Pour les indépendantistes historiques, acteurs de cette histoire et d’une certaine façon, maître du temps longs, le 4 novembre est une étape supplémentaire dans un processus ouvert depuis 1956. Cette année-là, l’extension locale des dispositions novatrices contenues dans la loi-cadre Defferre  avait inauguré la première décolonisation de la Nouvelle-Calédonie avant que les intérêts toujours présentés comme supérieurs de la Nation, notamment vis-à-vis du nickel érigé en ressource stratégique de premier ordre, ne viennent, dans le sillon du retour au pouvoir du Général de Gaulle, vider de sa substance l’autonomie interne et durablement associée à la France, l’idée qu’elle ne respecte pas sa parole. Axiome capital et condition sine qua non chez les Kanak du “vivre et du faire ensemble” dont l’esprit est très largement partagé localement.
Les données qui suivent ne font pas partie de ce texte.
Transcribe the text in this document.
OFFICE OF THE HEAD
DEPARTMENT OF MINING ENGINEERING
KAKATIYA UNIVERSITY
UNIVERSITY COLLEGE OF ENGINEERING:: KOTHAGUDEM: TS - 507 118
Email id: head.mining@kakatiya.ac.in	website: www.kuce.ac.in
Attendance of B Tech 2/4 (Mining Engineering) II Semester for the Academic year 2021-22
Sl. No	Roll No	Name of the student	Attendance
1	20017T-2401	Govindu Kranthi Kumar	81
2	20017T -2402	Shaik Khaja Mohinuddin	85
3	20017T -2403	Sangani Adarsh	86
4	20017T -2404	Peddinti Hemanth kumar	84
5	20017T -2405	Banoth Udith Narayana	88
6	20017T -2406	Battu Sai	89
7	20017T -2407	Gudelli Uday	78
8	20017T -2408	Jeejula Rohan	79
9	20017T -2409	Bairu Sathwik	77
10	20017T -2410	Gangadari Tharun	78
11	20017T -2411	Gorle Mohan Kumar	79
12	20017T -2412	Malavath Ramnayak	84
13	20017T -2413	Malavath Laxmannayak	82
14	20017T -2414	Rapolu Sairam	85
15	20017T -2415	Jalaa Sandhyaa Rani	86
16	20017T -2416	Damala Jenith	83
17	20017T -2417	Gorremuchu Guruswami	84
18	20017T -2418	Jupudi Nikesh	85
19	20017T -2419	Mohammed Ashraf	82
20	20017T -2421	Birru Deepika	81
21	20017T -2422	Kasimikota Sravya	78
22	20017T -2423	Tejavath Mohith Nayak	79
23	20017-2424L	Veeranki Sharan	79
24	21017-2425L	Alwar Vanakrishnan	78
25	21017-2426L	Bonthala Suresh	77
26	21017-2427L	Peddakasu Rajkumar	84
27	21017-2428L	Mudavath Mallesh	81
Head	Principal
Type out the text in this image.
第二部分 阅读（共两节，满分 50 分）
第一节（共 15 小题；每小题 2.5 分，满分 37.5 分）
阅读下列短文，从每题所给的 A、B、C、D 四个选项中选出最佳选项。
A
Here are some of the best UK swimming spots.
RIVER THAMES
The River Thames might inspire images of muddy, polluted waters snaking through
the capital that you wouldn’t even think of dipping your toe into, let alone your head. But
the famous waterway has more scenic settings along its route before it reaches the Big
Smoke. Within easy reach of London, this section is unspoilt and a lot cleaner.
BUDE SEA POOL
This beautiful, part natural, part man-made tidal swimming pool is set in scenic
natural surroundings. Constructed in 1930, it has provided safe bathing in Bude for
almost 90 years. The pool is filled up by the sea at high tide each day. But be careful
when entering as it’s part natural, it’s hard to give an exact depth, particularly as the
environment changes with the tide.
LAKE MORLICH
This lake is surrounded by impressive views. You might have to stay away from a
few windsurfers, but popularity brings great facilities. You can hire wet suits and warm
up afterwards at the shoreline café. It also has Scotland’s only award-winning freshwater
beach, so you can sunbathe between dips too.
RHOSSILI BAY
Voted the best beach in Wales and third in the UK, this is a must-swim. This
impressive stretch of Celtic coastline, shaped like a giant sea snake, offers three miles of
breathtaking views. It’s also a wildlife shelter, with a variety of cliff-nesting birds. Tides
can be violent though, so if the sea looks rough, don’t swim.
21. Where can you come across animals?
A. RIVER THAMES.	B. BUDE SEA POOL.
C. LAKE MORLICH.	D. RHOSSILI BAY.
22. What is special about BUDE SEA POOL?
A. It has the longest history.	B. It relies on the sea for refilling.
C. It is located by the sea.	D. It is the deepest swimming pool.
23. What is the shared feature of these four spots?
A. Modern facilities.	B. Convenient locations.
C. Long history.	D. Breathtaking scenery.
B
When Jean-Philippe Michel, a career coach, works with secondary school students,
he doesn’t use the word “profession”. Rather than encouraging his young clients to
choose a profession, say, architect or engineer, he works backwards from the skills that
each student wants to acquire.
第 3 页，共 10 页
La solution est à trouver entre l’injonction indépendantiste du droit à l’Etat et l’exigence non-indépendantiste de l’Etat de droit. La clé est dans le dialogue renouvelé et dans la formulation permanente des attentes et des espoirs dans un pays où l’histoire ne peut pas se permettre de bégayer sinon à prendre le risque incommensurable d’un recours à la violence avec en ligne de mire la possibilité d’une partition de l’île. A ne pas pouvoir réunir politiquement les populations, on les divise géographiquement. Les cas d’espèce sont nombreux.